Where Am I Going Wrong in Calculating Free Energy of Heterogeneous Nucleation?

[Dampi]

My question is related to free energy of nucleation in heterogeneous systems and homogeneous systems.

I've been given to prove delta_G* (Hetero.)= 27/64 * (delta_G*(Homo))

The stuff I know is :
Total (delta G ) = [-4/3 *Pi*r^3* delta Gv] + [4*Pi*r^2*sigma] - [Pi*r^2 * sigma]

1st term is related to energy of volume destroyed in liquid during formation of spherical nucleus
2nd term is surface area created by the sphere which is a positive interfacial energy
3rd term is grain boundary area destroyed as the nucleus forms. (im not quite sure of this though)

so total delta G = delta hetero.

when i substitute r* =2*sigma/delta Gv

I get delta G* het= 1/4 *delta G* homo...

it'd be great if anyone can let me know where I'm going wrong!
Thanx!

 

[Matcon]

My immediate observation is that your formula for heterogeneous nucleation is partly for a spherical nucleus and partly for a hemispherical nucleus.

You can assume that the nucleus is fully coherent with the surface on which is forming. That is a fancy way of saying the lattices in the heterogeneous nucleus and surface match so there is no surface energy associated with that boundary.
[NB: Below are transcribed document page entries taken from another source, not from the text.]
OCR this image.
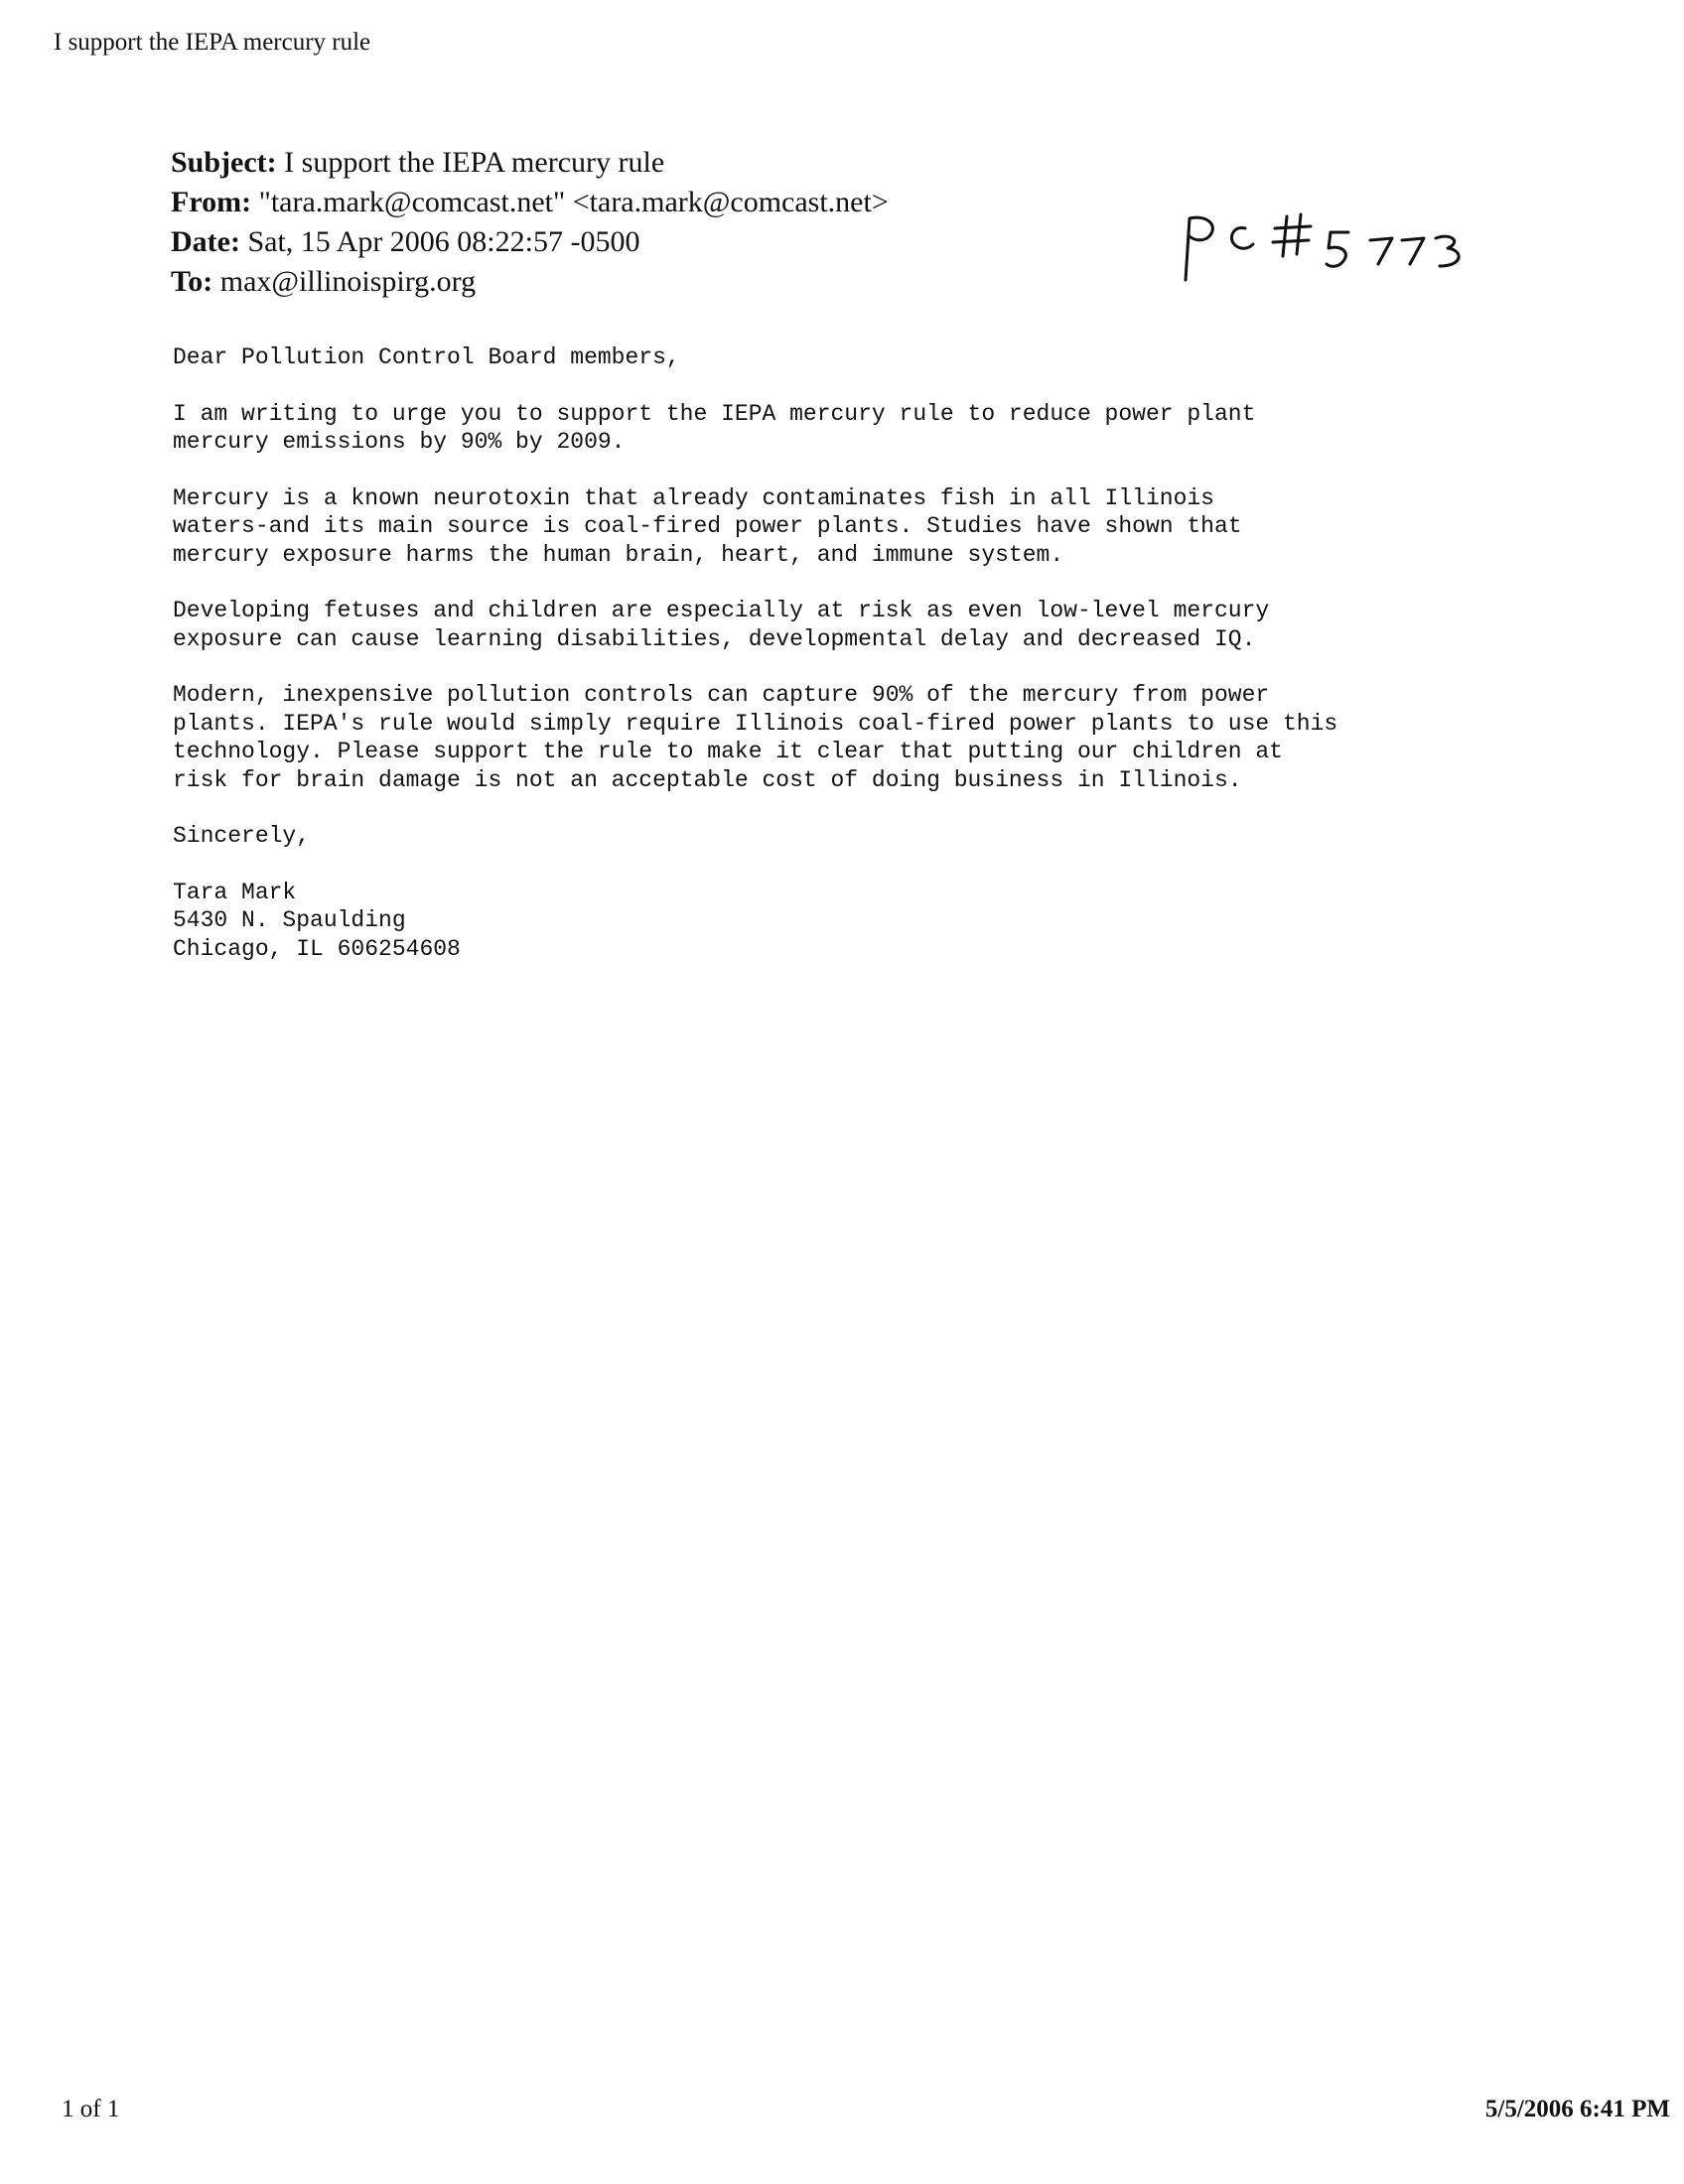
I support the IEPA mercury rule
Subject: I support the IEPA mercury rule
From: "tara.mark@comcast.net" <tara.mark@comcast.net>
Date: Sat, 15 Apr 2006 08:22:57 -0500
To: max@illinoispirg.org

Dear Pollution Control Board members,

I am writing to urge you to support the IEPA mercury rule to reduce power plant
mercury emissions by 90% by 2009.

Mercury is a known neurotoxin that already contaminates fish in all Illinois
waters-and its main source is coal-fired power plants. Studies have shown that
mercury exposure harms the human brain, heart, and immune system.

Developing fetuses and children are especially at risk as even low-level mercury
exposure can cause learning disabilities, developmental delay and decreased IQ.

Modern, inexpensive pollution controls can capture 90% of the mercury from power
plants. IEPA's rule would simply require Illinois coal-fired power plants to use this
technology. Please support the rule to make it clear that putting our children at
risk for brain damage is not an acceptable cost of doing business in Illinois.

Sincerely,

Tara Mark
5430 N. Spaulding
Chicago, IL 606254608
1 of 1	5/5/2006 6:41 PM
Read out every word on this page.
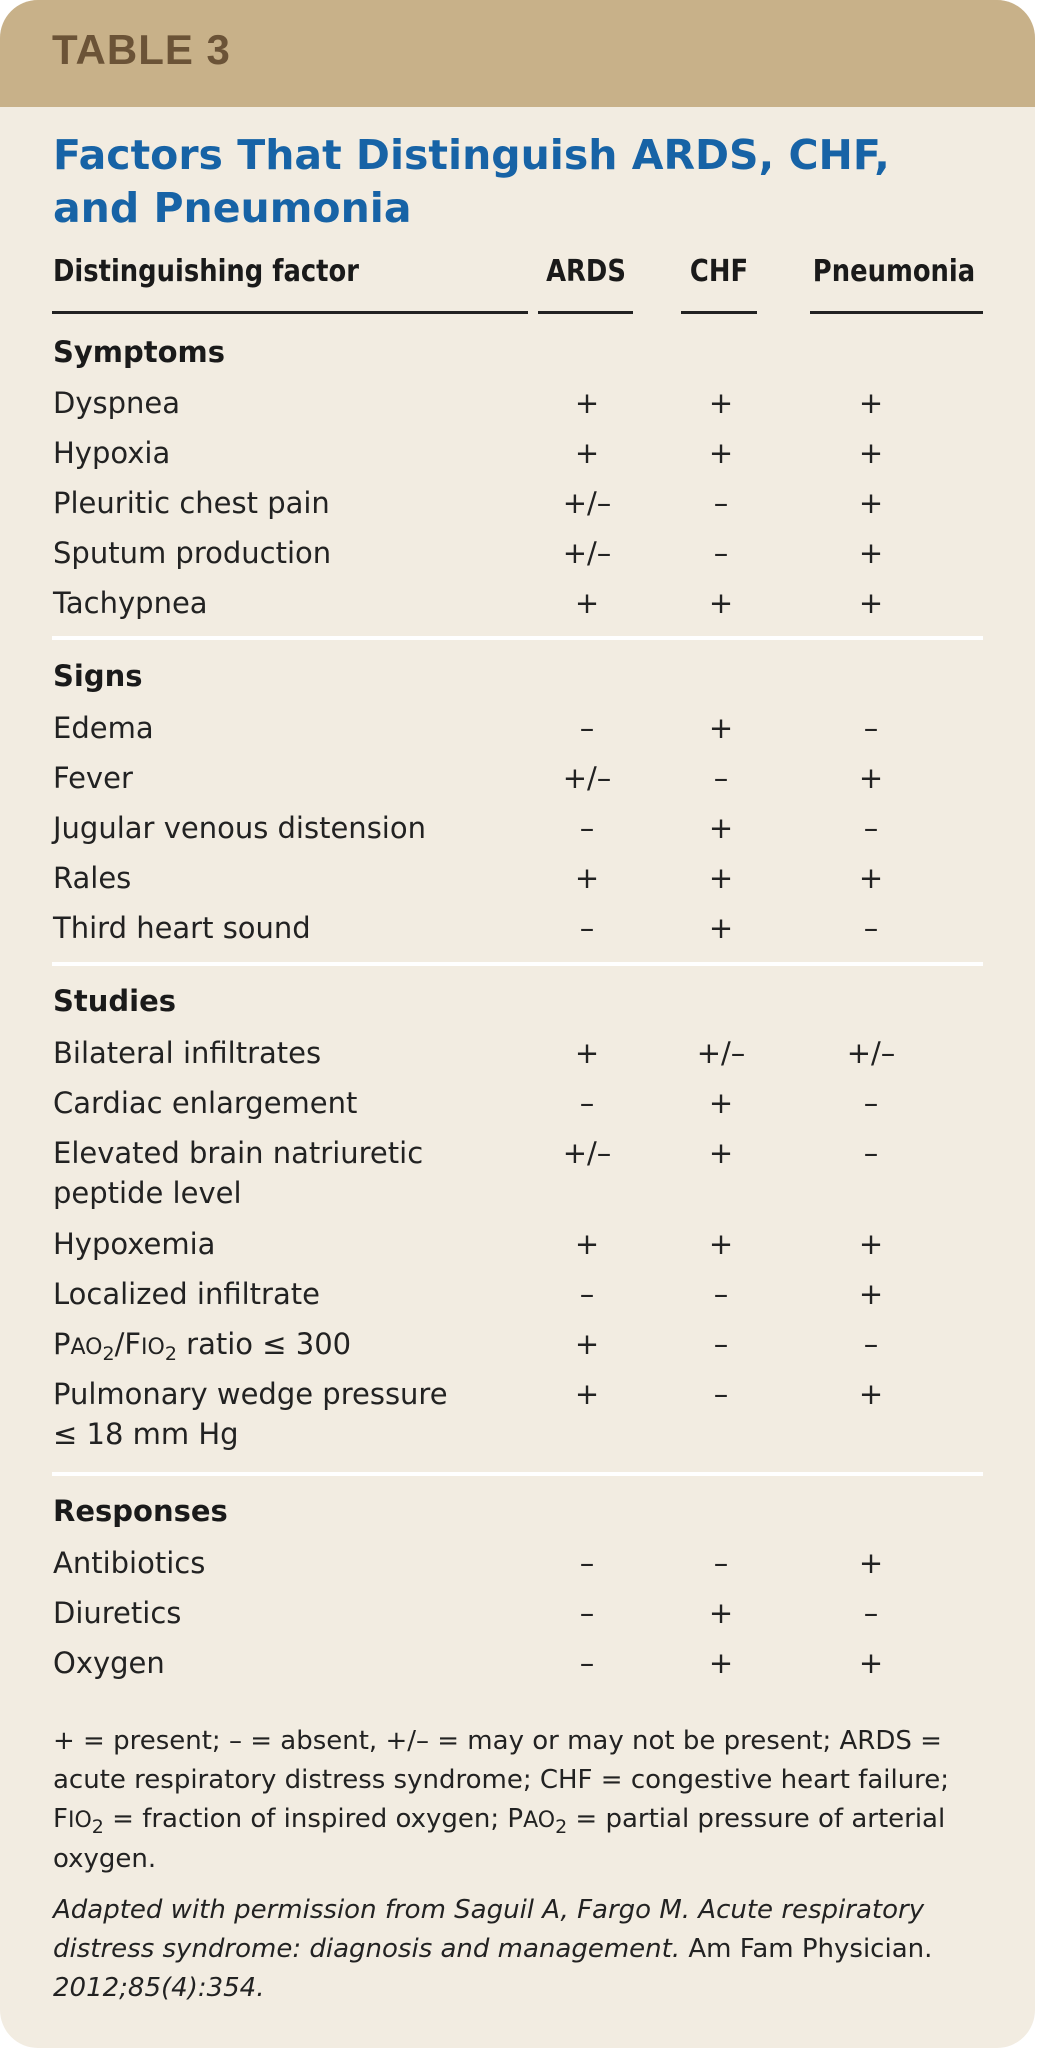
TABLE 3
Factors That Distinguish ARDS, CHF, and Pneumonia
Distinguishing factor	ARDS CHF Pneumonia
Symptoms
Dyspnea	+	+	+
Hypoxia	+	+	+
Pleuritic chest pain	+/–	–	+
Sputum production	+/–	–	+
Tachypnea	+	+	+
Signs
Edema	–	+	–
Fever	+/–	–	+
Jugular venous distension	–	+	–
Rales	+	+	+
Third heart sound	–	+	–
Studies
Bilateral infiltrates	+	+/–	+/–
Cardiac enlargement	–	+	–
Elevated brain natriuretic
peptide level
+/–	+	–
Hypoxemia	+	+	+
Localized infiltrate	–	–	+
$PAO_2/FIO_2$ ratio ≤ 300	+	–	–
Pulmonary wedge pressure
≤ 18 mm Hg
+	–	+
Responses
Antibiotics	–	–	+
Diuretics	–	+	–
Oxygen	–	+	+
+ = present; – = absent, +/– = may or may not be present; ARDS = acute respiratory distress syndrome; CHF = congestive heart failure; $FIO_2$ = fraction of inspired oxygen; $PAO_2$ = partial pressure of arterial oxygen.
Adapted with permission from Saguil A, Fargo M. Acute respiratory distress syndrome: diagnosis and management. Am Fam Physician. 2012;85(4):354.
If you rewrite your equation for a hemispherical heterogeneous nucleus, the volume is
2/3(pi)(r)^3

The surface area is
2(pi)(r)^2

The area (pi)(r)^2 is the circular area of the join between the hemispherical nucleus and the surface on which it forms. When there was previously liquid in contact with it, there was an associated energy of

(pi)(r)^2(sigma)
that has been replaced by a boundary with no surface energy associated with it.

Bear in mind that your radius of maximum energy will be different for homogeneous and heterogeneous nucleation.